Ailsa Sheldon samples the tasting menu at chef Stuart Ralston’s second opening of the year and his most ambitious project yet – Lyla

Tasting menus are divisive. If you prefer a relaxed menu and generously loaded plate, the idea of a procession of tiny morsels tweezed into perfection is a nightmare – and one you might wake hungry from. In Scotland tasting menus have been democratised by the budget-friendly Six by Nico restaurants, and eschewed by big hitters like The Little Chartroom, The Kinneuchar Inn and The Palmerston in favour of classic three-course menus. But love them or hate them, for a chef to really flex their skills, you can’t top a tasting menu. 

Lyla is Stuart Ralston’s fourth restaurant, his second opening of 2023, and the most ambitious. Over three snacks, 10 courses, plus petit fours, we see the real breadth and depth of Ralston’s talent. We’re never bored, and we definitely don’t leave hungry. 

Arriving at Lyla we’re met by a carved stone sign and a heavy closed door. It feels classic, permanent and a little intimidating. I’m almost expecting to be asked for a password, but a reservation will suffice. Taking seats at the first floor bar (for a better view of the snack preparation), I order a pickled samphire martini. It’s a smooth and saline sharpener, an ideal match for the introductory bites. 

My favourite is a Pilot beer pastry case filled with juicy lobster and pickled kohlrabi, topped with popping balls of trout roe. I foolishly attempt to eat it in two bites, sending tiny orange balls flying – but otherwise it’s perfect. Stories of ingredients wind between courses, the roe is harvested while making the trout sashimi we eat later, both marinated in mirin and sake. The Japanese ingredients beloved by Ralston at Noto remain a keen influence at Lyla. Like the best Japanese cuisine, there’s a clean produce-lead approach with each ingredient playing a key role. 

The Herald:

No. 3 Royal Terrace was previously home to Michelin-starred 21212, run by the late, great Paul Kitching. It was Kitching’s wife Katie O’Brien who approached Ralston to take over this iconic restaurant space, a bittersweet privilege and hard act to follow. The newly renovated restaurant space is calm and considered: marble-esque wallpaper, dark grey curtains, the ubiquitous artful twigs in a vase, and, crucially, comfortable chairs for a long dining experience. The kitchen is open, and it looks pretty calm in there too despite the multi-course juggling act. 

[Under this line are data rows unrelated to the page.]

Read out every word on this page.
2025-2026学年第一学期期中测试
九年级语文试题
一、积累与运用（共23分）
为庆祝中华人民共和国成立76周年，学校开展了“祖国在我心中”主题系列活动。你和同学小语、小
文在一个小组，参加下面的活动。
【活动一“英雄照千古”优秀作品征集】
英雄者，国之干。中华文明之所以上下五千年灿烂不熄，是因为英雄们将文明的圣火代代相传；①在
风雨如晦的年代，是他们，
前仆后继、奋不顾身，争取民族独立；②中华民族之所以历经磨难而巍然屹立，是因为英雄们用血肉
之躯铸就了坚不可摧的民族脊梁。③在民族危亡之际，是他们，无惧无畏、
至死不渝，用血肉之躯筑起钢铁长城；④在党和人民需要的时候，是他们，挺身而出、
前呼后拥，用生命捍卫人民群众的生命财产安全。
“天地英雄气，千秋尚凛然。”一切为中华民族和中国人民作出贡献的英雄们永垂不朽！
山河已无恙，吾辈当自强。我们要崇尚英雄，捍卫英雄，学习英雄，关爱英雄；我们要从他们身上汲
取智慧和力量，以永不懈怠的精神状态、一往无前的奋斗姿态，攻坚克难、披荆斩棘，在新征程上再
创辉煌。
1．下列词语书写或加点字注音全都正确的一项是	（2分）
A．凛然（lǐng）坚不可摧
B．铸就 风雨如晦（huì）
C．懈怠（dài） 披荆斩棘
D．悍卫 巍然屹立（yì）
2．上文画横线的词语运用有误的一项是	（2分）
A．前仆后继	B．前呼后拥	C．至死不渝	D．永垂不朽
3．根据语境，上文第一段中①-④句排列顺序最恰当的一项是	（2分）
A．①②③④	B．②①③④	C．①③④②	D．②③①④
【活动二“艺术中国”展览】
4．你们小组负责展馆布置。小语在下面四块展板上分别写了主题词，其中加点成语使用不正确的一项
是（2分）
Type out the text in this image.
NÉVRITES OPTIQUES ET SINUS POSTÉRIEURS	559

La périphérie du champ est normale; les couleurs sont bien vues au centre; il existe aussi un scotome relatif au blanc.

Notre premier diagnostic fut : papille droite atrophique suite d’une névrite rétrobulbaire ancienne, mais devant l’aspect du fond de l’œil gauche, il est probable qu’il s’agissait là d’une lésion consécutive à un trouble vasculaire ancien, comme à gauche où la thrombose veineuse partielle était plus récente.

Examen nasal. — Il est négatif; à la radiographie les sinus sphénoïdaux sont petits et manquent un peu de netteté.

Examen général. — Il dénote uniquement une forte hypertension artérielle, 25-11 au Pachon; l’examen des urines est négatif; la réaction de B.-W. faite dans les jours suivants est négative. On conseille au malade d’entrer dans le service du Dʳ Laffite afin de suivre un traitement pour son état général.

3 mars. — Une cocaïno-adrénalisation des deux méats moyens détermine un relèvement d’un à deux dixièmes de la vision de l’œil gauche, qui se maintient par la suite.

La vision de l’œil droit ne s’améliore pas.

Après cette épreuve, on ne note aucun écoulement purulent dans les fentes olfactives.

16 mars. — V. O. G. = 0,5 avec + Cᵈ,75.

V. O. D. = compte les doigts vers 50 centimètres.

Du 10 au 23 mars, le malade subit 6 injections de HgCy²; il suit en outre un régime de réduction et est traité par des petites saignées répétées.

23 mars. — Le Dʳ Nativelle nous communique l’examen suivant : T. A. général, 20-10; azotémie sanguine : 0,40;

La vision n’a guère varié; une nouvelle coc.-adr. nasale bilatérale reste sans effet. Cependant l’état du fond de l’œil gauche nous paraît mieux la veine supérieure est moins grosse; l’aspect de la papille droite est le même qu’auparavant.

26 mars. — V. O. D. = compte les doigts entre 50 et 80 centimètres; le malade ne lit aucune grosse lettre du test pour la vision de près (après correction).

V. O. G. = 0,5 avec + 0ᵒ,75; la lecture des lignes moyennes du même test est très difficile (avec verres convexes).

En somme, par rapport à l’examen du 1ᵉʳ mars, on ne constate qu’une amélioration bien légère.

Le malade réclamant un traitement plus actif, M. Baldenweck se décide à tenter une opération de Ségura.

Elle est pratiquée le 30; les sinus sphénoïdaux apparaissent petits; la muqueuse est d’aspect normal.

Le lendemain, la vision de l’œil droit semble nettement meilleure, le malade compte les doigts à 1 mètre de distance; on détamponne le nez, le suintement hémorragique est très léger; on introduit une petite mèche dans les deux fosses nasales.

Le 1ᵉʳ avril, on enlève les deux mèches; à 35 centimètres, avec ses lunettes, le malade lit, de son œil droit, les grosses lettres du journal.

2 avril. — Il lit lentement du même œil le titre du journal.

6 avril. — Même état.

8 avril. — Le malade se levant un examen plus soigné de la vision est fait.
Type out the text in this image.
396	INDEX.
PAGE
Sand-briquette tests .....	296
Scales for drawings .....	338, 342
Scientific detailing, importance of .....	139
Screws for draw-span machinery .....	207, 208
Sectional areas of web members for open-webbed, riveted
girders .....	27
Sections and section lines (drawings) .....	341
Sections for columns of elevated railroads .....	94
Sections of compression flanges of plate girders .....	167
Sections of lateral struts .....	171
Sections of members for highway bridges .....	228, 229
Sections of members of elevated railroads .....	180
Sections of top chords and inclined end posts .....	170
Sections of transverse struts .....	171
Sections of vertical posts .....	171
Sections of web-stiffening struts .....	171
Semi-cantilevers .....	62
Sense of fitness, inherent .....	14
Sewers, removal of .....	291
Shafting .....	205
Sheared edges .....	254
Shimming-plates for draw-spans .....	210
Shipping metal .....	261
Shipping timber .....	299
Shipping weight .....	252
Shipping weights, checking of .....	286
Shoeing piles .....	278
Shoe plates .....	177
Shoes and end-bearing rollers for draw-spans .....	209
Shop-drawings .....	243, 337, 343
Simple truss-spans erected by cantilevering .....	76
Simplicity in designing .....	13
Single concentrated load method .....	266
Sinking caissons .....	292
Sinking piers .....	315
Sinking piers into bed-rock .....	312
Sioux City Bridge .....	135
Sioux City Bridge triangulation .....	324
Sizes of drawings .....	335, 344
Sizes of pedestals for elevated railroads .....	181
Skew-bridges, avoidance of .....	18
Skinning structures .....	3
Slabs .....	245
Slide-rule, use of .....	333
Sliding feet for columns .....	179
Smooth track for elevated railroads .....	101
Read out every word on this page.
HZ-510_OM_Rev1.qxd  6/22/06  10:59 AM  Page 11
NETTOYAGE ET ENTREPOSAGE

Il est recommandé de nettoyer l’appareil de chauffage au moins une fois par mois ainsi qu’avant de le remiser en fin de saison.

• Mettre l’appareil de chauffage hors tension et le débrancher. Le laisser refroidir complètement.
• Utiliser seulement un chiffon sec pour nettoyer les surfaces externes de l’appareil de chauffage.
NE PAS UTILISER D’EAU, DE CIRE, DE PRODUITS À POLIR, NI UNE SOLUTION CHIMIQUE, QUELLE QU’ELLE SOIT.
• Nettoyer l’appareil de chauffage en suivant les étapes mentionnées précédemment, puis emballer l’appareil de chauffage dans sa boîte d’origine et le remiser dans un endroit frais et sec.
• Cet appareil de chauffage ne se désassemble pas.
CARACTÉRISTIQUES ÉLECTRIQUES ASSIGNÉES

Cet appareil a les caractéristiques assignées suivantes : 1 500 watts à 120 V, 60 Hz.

Lyla is seafood focussed and it’s the fish dishes that best demonstrate Ralston’s creativity and skill. Tender cured plaice is topped with radish ‘flowers’, an individual exmoor caviar pearl in every bud. Slivers of cured trout sashimi are delicately arranged on chawanmushi, a smooth and salty Japanese savoury custard, with marigold flowers, lemon peel and strips of nori. 

Wild halibut, poached in butter and served with Jerusalem artichoke and caviar makes my partner Euan go misty eyed and swear under his breath (we won’t be swapping jobs, but he sums it up pretty well). Halibut returns as a side of glorious crisp salty halibut cheeks, with a mighty scallop served with rich and glossy black bean XO sauce.  

The menu is often playful and interactive. A fat langoustine is wrapped in crisp pastry strands, dunked in burnt apple and sorrel ketchup and joyfully eaten with our hands. 

A twist on pumpkin soup hides pickled girolles and a smooth pumpkin puree under a spenwood cheese foam and a generous flurry of winter truffle. Bread gets its own beautifully butter-saturated course: a laminated savoury brioche with salted butter, plus a handmade wild garlic caper and koji butter. Some dishes are finished at the table, but thankfully with no billows of smoke or gimmicks.

Sommelier Stuart Skea was recently rated no. 4 in the UK by Sommelier Edit. His wine pairings make every dish taste even better –  no mean feat. A rich slate and apple riesling cuts through unctuous lobster, and a apricoty viognier proves a great match for truffle and pumpkin. Some wines are surprising hits: a Gewurztraminer that tastes of lychee and rose, a yeasty English fizz, and a sparkling pink Bugey Cerdon which Skea describes as, “cremola foam and jolly ranchers.” 

There are many wines I’d never think to order, but without exception Skea’s pairings add delicious new depths and dimensions. 

Ralston has just turned 40, with three Michelin-listed restaurants and a cookbook to his name and, judging by Lyla, no shortage of ambition. Behind every dish is years of experimentation and creativity, a brilliant hardworking team across the restaurant, and a passion for letting the best ingredients sing. The results are exceptional. Lyla is all in, cards on the table, shooting for the stars.